All configurations in scripts/train.sh will be passed into training configs.
- model_variant: the llama variant, values in "7b", "13b", "34b" and "70b".
- ckpt_load_path: the path from where checkpoint will be loaded for continued training.
- ckpt_save_path: the path to which checkpoint will be saved.
- use_dummy_dataset: set this to `True`` to use dummy dataset for quick testing and performance benchmarking.
- data_path: Data path.
- seq_length: Sequence/context length to build when preparing model input.
- sep_token: Separator token in the tokenized dataset.
- datasets: Subfolders under
datapath
that contains different datasets. - weights: Proportion of each dataset when training.
- logical_shards: Number of logical shards when building dataloader. This is an advanced setting and we will go into detail in a future update.
- sharding_strategy: "FSDP" (Fully Sharded) or "HSDP" (Hybrid Sharded), HSDP allows for sharding within a node and DP across nodes.
- mixed_precision: Whether to use
bf16
mixed precision for training - fsdp_activation_checkpointing: whether to turn on activation checkpointing
- selective_checkpointing: How many blocks to checkpoint the activation. 1 is the default setting, experiment with this number to trade off between memory and compute requirements.
- low_cpu_fsdp: Whether to load the model in low cpu mode. This is useful when loading large models like 70b.
- seed: random seed for reproduction.
- batch_size: batch size per gpu.
- num_steps: total number of steps to train.
- learning_rate: learning rate. This is the max learning rate for model to warm up to. We default to the
cosine
schedule which is popular for pretraining workloads.
- use_profiler: whether to turn on PyTorch profiler to generate profiling traces
- report_interval: how many steps to report training metrics
- checkpoint_interval: how many steps to save a checkpoint
- use_torch_compile: whether to turn on compile.

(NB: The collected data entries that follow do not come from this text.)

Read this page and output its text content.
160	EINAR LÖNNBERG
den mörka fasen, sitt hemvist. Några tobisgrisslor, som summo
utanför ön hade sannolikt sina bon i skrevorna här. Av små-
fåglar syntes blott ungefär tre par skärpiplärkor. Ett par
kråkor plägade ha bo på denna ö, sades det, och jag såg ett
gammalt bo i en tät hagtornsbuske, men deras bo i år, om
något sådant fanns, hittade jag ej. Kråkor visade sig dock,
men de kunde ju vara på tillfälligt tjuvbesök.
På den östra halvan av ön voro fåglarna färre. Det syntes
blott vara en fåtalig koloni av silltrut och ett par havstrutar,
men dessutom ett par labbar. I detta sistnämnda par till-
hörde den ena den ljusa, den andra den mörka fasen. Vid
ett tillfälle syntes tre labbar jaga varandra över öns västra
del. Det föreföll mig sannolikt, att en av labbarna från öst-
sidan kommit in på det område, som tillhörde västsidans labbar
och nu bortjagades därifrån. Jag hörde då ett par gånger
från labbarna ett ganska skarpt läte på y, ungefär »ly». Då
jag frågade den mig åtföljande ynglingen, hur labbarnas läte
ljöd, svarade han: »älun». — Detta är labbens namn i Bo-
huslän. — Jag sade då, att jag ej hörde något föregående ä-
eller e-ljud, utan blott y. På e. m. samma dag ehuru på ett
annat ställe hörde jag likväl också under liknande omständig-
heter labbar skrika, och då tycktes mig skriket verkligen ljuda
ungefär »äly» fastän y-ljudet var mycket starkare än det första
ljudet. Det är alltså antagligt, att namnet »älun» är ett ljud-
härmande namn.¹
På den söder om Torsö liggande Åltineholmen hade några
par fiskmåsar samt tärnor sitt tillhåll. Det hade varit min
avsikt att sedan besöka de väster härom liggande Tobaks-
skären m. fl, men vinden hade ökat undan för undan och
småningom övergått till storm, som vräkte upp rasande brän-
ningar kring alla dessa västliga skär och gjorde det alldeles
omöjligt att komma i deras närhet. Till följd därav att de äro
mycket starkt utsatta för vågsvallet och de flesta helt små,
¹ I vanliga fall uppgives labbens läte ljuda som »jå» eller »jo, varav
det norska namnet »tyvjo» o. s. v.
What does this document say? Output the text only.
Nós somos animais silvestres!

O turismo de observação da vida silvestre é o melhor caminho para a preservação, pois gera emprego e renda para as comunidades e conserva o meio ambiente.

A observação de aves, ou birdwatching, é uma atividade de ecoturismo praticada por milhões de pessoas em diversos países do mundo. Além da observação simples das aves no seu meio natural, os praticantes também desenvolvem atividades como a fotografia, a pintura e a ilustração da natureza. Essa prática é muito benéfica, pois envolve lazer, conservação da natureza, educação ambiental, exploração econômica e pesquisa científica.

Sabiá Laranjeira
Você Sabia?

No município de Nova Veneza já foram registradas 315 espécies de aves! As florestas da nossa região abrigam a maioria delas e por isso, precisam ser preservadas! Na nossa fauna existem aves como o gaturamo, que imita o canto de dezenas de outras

It is recommended to NOT use compile at this stage due to some known issues with compile-training.
You can skip this section if you are already familiar with FSDP.
In case you are new to FSDP, here are some basic references:
FSDP Intro
FSDP API
The key to achieve the best performance for FSDP is to fully overlap the communication time with computation time so that the GPUs are busy all the time as if there is no communication cost/gap.
sharding_strategy is the first thing you want to decide. FSDP will shard your model across all devices (GPUs) while HSDP will only shard your model across devices within the same node. E.g. if you are training with 128 nodes (i.e. 128 * 8 = 1024 total gpus), FSDP will shard your model across all 1024 gpus while HSDP will shard your model across 8 gpus in each node. Therefore, FSDP will save more memory while HSDP will introduce lesser communications. For smaller models like 7b and 13b, HSDP is preferred as it will make communication shorter thus easier to be overlapped with computation; while for larger models like 34b and 70b, FSDP will be a necessity as the model is too large to be fitted into only 8 gpus.
fsdp_activation_checkpointing controls if activation checkpointing is enabled.
Enabling it will greatly save the memory but also increase the computation time due
to activation re-computation. For large models you would typically have to set this
to True
as activations consume large amount of memory and without checkpointing it
you will face OOM. For smaller models, depending on your batch size, you may or may
not enable it. As a companion, selective_checkpointing controls how "often"
to checkpoint the activation (i.e. checkpoint activation only every k steps), the
smaller the value, the more often it checkpoints and thus the more memory will
be saved. default value is 1 meaning checkpoint every block.